By matching maps of the species ranges to the ecoregions map, they determined the number of species exclusive, or endemic, to each region and the richness of species in each region.
Upon reviewing Ricketts’s work, Imhoff reasoned that they could get a good measure of where human habitat most threatened natural habitats by combining this biodiversity data with his urbanization data and the U.S. Geological Survey agricultural map. In a study published this past October in Conservation Ecology (1), the scientists compared both species richness and endemism to the amount of urban area and farmland present for 110 of the regions on Ricketts’s map. They then zeroed in on those regions where high species richness and endemism seemed to be colliding most with high levels of farmland and urban area.
Right off, Ricketts and Imhoff’s study revealed a disturbing trend. Urban sprawl appears to be creeping into regions with the highest number of species all across Canada and the U.S.. Although endemism hardly coincided at all with agriculture or urbanization, high levels of urbanization and to a lesser extent farmland typically were found in the areas with high species richness.
In short, people are drawn to the same things as most plants and animals—arable soil, a temperate climate, and abundant water. We also like to be near the coasts, where habitats and species vary the most. Driving through Kansas, for instance, the change in scenery, vegetation, and animals is minimal at best. A drive in from the California coast in light traffic can quickly yield coastal, mountain, and then high desert habitat.

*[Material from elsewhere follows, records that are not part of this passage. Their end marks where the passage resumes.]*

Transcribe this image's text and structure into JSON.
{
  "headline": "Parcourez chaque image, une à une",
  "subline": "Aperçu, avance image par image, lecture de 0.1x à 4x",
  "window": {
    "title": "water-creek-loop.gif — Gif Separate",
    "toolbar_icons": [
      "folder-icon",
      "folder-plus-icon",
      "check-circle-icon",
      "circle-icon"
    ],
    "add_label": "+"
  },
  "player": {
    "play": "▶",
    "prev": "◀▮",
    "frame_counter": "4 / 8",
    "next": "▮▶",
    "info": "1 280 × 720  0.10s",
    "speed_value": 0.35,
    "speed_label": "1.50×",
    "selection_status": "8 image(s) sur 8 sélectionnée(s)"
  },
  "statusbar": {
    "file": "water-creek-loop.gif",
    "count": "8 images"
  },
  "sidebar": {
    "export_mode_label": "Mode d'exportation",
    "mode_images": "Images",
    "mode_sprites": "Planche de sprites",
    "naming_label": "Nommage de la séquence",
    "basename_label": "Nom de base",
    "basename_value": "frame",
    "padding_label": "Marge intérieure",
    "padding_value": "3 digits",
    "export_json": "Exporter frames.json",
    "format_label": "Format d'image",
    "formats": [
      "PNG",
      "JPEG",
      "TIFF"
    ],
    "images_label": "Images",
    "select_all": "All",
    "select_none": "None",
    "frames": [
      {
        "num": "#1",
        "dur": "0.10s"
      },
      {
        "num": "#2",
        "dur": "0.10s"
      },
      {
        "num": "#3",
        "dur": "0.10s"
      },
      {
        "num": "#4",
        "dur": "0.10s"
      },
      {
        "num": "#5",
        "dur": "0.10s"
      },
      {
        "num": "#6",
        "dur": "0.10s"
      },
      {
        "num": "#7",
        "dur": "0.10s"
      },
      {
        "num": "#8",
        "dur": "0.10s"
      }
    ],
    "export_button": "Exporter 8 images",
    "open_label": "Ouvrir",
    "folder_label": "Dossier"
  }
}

As to what this means for conservation efforts, Ricketts feels that we must do more than protect wildlife and create reserves in the middle of Montana or Arizona where very few people live. Previous studies have shown that urbanization reduces biodiversity in just about every ecosystem. As our cities inevitably continue to grow and expand, we should preserve the natural habitat in and around urban areas as well. Whether this means zoning for high density living or placing nature reserves and corridors amidst aluminum-sided colonials and bland restaurant chains, Ricketts admits, is still a topic for hot debate.
Currently, Imhoff and Ricketts are working on two additional projects that build on this effort. For the first, they are combining the urban and agricultural maps with data on the body size, range size, and other characteristics relevant to endangered species to see if they can develop a list of factors that predict species endangerment. As to the other study, the researchers are analyzing some of the economic costs involved in setting up wildlife reserves in and around urban areas. With any luck, such work will provide future conservationists and city planners with the information needed to take urban expansion in a wise and less destructive direction.
1. Ricketts, T. and M. Imhoff. 2003. Biodiversity, urban areas, and agriculture: Locating priority ecoregions for conservation. Conservation Ecology 8(2):1.
Imhoff, M.L. et al. 2000. The use of multisource satellite and geospatial data to study the effect or urbanization on primary productivity in the United States. IEEE Transactions Geoscience and Remote Sensing 38(6):2549-2556.
Imhoff, M.L. et al. 2004. The consequences of urban land transformation for net primary productivity in the United States. Remote Sensing of Environment 89:434-443.